One summer in 1994, he returned from camp and noticed that all his friends were suddenly skateboarding and rocking out to The Offspring, moving on from Soundgarden and Nirvana, and trading in grunge for the ska-punk of Sublime and No Doubt.

“The thing that spoke to me so much about this music was the universality of it,” Kohn said. “At its core, they were songs that anyone could relate to because these were problems of suburban people, and music that channeled the angst of an adolescent teenage kid. It’s one of those things where it doesn’t matter where it comes from; it’s the message that matters the most. That always spoke volumes about what this music was and still is today.”

Ska music’s rise in Orange County is another focus of the book, with Sublime and No Doubt leading the way in the third-wave sound of the ’90s, which was another musical subculture emerging concurrently with punk rock and hardcore in the region.

While Sublime’s music was influenced by various genres, including reggae, hip-hop, punk, and ska, No Doubt’s primary foundation was the latter two genres. Jackson and Kohn said that the ska of Orange County helped pave the way for others in the decades that followed.

“You had kids who grew up with punk but also grew up with that music from the U.K., or they were in their school band and didn’t play guitar but were still yearning to be a part of something like this vibrant youth culture,” Jackson said. “Orange County was one of the ska strongholds. There were different ones throughout the country, too, like out in New Jersey and other areas that you’d see when Warped Tour kicked off.”

A chapter in the book is dedicated to Warped Tour and describes how the concept’s roots drew inspiration from the skateboarding, surfing, and punk rock cultures emerging from Orange County. It discusses how major players in Southern California’s music festival landscape, from Goldenvoice’s Paul Tollett to Kevin Lyman, who founded Warped Tour, worked to launch punk acts from all around the country to the national stage. There’s a funny anecdote about how the fest came close to partnering with Calvin Klein before securing a sponsorship deal with Vans, the shoe company founded in Anaheim in the mid-1960s.

“Vans as a brand really benefited from punk rock and vice versa at a very crucial moment for both industries when they both needed each other,” Jackson said. “Orange County punk is a big reason why kids are still wearing Vans today.”

The book also provides insight into some of the cultural aspects that gave the Orange County punk scene its unique identity, which remains a defining characteristic of the region today. The title refers to the so-called “Orange Curtain,” a term used to describe the area’s strong conservative leanings.

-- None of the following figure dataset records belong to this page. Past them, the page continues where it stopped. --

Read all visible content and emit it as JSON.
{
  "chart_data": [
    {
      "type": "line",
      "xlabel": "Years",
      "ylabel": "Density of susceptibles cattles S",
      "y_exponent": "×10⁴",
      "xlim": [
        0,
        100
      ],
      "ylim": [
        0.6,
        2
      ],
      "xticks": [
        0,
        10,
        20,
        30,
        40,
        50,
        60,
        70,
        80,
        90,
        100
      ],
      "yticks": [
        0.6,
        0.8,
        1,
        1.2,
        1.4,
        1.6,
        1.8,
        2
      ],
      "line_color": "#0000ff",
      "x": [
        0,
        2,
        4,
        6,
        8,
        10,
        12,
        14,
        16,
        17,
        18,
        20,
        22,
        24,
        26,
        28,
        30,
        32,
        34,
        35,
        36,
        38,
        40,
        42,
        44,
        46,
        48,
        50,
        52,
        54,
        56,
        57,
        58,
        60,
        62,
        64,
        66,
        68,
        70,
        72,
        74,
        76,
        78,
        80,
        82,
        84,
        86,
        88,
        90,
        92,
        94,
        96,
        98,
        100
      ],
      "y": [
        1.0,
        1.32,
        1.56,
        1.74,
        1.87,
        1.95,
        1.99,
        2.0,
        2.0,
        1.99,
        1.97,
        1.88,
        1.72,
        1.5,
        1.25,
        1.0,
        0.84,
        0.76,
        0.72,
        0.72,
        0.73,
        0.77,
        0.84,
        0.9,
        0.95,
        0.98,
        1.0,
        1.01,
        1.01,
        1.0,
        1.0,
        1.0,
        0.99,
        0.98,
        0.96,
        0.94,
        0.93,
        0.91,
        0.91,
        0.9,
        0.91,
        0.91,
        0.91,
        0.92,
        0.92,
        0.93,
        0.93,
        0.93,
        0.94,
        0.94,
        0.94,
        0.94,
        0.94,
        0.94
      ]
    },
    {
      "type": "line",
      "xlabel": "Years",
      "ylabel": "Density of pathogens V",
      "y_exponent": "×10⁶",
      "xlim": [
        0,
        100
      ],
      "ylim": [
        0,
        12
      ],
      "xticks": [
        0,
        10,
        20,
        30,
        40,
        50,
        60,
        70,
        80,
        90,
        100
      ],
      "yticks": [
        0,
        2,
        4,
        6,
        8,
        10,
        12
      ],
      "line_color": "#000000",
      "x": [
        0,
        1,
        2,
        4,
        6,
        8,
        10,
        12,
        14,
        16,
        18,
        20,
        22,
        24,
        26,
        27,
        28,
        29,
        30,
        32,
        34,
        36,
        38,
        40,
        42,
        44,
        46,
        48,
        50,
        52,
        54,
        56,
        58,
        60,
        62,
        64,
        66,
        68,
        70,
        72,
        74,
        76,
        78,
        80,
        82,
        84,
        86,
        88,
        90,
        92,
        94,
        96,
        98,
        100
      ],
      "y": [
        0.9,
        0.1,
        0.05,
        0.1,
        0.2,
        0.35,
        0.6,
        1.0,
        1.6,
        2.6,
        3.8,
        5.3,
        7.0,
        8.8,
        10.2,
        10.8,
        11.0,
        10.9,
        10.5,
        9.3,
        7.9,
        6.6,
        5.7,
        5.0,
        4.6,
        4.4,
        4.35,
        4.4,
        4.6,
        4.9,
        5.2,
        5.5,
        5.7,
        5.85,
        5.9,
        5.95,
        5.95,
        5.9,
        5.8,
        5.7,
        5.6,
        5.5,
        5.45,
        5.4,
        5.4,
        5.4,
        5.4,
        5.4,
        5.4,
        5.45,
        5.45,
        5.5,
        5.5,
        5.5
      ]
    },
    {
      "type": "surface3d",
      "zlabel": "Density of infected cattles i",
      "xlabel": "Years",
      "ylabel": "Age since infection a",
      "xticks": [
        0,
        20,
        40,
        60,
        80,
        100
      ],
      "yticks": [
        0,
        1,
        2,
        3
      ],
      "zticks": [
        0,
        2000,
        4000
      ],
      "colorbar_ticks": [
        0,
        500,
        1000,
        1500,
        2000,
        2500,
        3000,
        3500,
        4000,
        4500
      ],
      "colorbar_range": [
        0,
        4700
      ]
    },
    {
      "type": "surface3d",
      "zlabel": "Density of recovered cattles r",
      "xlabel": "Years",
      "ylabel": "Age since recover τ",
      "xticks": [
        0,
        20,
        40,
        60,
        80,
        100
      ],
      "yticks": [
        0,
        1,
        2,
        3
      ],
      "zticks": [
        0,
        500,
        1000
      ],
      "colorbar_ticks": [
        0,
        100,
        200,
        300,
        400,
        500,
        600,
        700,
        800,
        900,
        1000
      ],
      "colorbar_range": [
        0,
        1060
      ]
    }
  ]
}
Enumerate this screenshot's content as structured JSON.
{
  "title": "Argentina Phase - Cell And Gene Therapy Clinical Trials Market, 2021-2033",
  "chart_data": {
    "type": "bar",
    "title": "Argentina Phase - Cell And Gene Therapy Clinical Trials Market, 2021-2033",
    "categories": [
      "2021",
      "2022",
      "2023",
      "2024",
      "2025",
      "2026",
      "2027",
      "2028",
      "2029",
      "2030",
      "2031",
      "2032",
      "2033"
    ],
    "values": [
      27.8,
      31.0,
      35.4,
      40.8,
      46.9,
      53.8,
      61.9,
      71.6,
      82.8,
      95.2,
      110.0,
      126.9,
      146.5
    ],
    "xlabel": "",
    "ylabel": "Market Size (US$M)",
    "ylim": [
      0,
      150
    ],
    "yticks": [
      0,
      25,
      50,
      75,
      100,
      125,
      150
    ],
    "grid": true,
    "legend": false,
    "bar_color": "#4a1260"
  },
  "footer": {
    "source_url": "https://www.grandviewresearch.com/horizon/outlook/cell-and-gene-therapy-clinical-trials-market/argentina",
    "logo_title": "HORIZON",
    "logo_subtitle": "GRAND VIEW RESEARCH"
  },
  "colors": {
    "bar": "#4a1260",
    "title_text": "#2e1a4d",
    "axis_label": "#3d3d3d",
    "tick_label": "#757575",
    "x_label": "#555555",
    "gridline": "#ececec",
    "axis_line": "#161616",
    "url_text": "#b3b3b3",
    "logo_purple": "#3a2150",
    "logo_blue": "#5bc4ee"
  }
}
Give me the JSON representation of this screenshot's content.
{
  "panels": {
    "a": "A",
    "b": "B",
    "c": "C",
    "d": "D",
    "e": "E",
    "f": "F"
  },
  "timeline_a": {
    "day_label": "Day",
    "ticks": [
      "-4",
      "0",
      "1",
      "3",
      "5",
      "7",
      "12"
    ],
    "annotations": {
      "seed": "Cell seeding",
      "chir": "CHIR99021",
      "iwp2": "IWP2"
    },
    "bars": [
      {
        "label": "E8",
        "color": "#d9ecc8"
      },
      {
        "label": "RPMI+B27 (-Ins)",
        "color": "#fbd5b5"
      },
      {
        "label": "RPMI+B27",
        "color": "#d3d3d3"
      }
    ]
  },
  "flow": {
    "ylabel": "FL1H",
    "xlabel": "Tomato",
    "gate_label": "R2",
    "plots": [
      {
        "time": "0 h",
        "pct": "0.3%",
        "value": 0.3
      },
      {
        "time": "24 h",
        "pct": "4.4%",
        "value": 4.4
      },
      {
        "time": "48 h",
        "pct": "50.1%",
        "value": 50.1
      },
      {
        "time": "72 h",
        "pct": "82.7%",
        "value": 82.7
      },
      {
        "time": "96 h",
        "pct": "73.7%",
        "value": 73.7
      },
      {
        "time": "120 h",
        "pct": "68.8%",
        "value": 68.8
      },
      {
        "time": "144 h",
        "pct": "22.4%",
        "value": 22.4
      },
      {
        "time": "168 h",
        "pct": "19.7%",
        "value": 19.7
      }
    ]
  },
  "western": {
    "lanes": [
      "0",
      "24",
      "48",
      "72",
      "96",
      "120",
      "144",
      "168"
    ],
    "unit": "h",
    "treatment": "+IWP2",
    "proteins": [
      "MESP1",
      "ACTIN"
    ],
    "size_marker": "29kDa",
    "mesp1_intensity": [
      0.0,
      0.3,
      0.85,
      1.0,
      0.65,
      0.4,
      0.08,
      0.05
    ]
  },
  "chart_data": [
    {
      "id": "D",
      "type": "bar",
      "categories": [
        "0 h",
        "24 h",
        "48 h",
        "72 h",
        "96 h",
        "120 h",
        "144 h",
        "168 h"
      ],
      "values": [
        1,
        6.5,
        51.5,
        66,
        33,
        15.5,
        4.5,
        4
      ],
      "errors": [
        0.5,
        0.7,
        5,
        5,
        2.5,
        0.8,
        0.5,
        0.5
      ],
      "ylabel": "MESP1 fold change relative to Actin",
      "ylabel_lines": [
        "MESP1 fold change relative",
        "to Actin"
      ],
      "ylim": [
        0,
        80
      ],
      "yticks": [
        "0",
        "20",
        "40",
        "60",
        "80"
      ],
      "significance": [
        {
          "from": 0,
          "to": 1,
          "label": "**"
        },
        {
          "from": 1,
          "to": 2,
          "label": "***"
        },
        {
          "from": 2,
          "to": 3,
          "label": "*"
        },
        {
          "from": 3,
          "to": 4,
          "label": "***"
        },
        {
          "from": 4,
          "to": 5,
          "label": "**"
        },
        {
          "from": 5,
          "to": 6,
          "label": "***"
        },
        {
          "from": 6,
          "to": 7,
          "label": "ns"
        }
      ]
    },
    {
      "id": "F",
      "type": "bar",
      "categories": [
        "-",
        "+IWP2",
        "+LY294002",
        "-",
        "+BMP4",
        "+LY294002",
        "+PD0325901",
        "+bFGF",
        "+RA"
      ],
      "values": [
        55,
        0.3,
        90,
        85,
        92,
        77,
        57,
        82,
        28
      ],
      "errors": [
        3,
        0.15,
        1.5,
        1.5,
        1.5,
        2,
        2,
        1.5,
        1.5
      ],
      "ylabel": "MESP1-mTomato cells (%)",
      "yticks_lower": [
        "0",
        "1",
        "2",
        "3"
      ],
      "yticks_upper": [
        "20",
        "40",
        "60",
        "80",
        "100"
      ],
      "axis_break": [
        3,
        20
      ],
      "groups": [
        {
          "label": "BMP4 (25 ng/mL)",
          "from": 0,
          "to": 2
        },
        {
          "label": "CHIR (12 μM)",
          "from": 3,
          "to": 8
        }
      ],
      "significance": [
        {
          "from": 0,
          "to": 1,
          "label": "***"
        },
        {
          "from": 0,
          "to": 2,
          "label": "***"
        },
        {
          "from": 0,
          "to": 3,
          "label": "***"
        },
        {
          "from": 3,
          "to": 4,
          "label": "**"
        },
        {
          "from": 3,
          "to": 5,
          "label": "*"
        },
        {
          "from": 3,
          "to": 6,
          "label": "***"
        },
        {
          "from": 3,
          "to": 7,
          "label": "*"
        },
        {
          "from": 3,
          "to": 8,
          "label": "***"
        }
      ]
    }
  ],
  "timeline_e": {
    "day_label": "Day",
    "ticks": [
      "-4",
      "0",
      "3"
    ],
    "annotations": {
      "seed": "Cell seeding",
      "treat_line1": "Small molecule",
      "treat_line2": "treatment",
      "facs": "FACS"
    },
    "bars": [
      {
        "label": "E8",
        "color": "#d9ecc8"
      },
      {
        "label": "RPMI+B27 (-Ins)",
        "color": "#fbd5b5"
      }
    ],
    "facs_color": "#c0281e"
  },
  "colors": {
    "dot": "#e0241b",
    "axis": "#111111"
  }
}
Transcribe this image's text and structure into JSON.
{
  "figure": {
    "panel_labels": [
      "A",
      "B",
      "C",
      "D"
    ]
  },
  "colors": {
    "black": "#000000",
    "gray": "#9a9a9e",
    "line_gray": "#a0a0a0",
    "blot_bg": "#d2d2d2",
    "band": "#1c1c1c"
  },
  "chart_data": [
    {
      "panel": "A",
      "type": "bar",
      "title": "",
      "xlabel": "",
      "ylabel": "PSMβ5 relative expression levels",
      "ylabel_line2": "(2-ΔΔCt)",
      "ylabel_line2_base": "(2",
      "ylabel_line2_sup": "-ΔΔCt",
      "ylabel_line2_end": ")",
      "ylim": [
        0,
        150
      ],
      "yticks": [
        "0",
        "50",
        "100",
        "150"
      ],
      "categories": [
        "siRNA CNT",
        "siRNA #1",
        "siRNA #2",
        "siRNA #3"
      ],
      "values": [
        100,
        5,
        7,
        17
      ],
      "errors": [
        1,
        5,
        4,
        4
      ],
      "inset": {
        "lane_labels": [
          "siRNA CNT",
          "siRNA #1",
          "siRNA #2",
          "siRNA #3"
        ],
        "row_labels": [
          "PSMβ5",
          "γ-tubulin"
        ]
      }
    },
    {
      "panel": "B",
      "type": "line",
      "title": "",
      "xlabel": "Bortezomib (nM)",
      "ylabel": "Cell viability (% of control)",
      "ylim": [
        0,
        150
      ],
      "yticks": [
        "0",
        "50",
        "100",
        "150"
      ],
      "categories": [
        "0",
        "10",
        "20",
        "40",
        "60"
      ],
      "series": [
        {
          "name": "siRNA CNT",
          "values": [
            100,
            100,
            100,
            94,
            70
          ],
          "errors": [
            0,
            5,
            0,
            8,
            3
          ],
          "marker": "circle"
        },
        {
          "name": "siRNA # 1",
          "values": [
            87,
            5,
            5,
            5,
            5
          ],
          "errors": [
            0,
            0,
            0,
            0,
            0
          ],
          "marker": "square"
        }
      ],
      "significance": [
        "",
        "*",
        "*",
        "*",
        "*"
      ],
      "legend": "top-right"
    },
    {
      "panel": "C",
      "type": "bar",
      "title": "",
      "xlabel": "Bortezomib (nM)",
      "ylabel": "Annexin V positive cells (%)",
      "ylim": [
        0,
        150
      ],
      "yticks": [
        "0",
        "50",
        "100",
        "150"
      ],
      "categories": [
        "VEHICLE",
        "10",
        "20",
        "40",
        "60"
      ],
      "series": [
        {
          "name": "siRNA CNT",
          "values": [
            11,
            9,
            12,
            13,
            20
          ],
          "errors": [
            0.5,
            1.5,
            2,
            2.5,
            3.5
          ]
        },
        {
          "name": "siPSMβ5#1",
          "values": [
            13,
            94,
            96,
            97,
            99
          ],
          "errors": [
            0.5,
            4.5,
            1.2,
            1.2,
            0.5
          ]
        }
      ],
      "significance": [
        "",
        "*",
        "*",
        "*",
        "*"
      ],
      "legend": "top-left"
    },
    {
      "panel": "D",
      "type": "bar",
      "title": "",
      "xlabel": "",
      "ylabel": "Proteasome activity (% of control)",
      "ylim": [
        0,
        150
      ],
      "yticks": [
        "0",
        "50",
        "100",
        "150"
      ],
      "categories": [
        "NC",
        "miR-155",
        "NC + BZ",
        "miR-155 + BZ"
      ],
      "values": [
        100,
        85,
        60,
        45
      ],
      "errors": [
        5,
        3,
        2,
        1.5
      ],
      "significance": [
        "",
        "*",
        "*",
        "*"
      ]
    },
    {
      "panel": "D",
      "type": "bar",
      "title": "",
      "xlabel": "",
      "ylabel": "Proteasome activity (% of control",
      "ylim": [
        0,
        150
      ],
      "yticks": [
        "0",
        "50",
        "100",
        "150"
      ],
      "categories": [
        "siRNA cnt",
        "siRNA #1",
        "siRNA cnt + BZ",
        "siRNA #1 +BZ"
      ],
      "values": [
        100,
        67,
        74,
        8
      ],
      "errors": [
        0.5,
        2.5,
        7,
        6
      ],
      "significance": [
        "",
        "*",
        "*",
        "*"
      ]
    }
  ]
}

While punk rock’s counterculture spirit was often associated with anti-authority sentiments, the OC punk bands were more varied with that message. Bands like The Offspring enraged diehard conservative cable access host Wally George with their song “Kill the President.” Then there were others, including the Vandals and Circle Jerks, who expressed a wider range of sentiments — even performing at Cypress College in 1985 for a show hosted by the Young Republicans.

Jackson and Kohn said that they hope this book, which contextualizes the cultural impact of the youth and OC punk’s place in music history, will inspire a new generation to start their own cultural movement, whether it’s in the suburbs or the city.

“I hope people create culture on their own terms without feeling like anyone’s holding them down,” Kohn said. “These musicians did it and have done it in the face of serious adversity so that they could do it too. Just go out and believe in yourself, and good things will happen. If not commercially, at least you’ll feel good about yourself and do something you’re proud of.”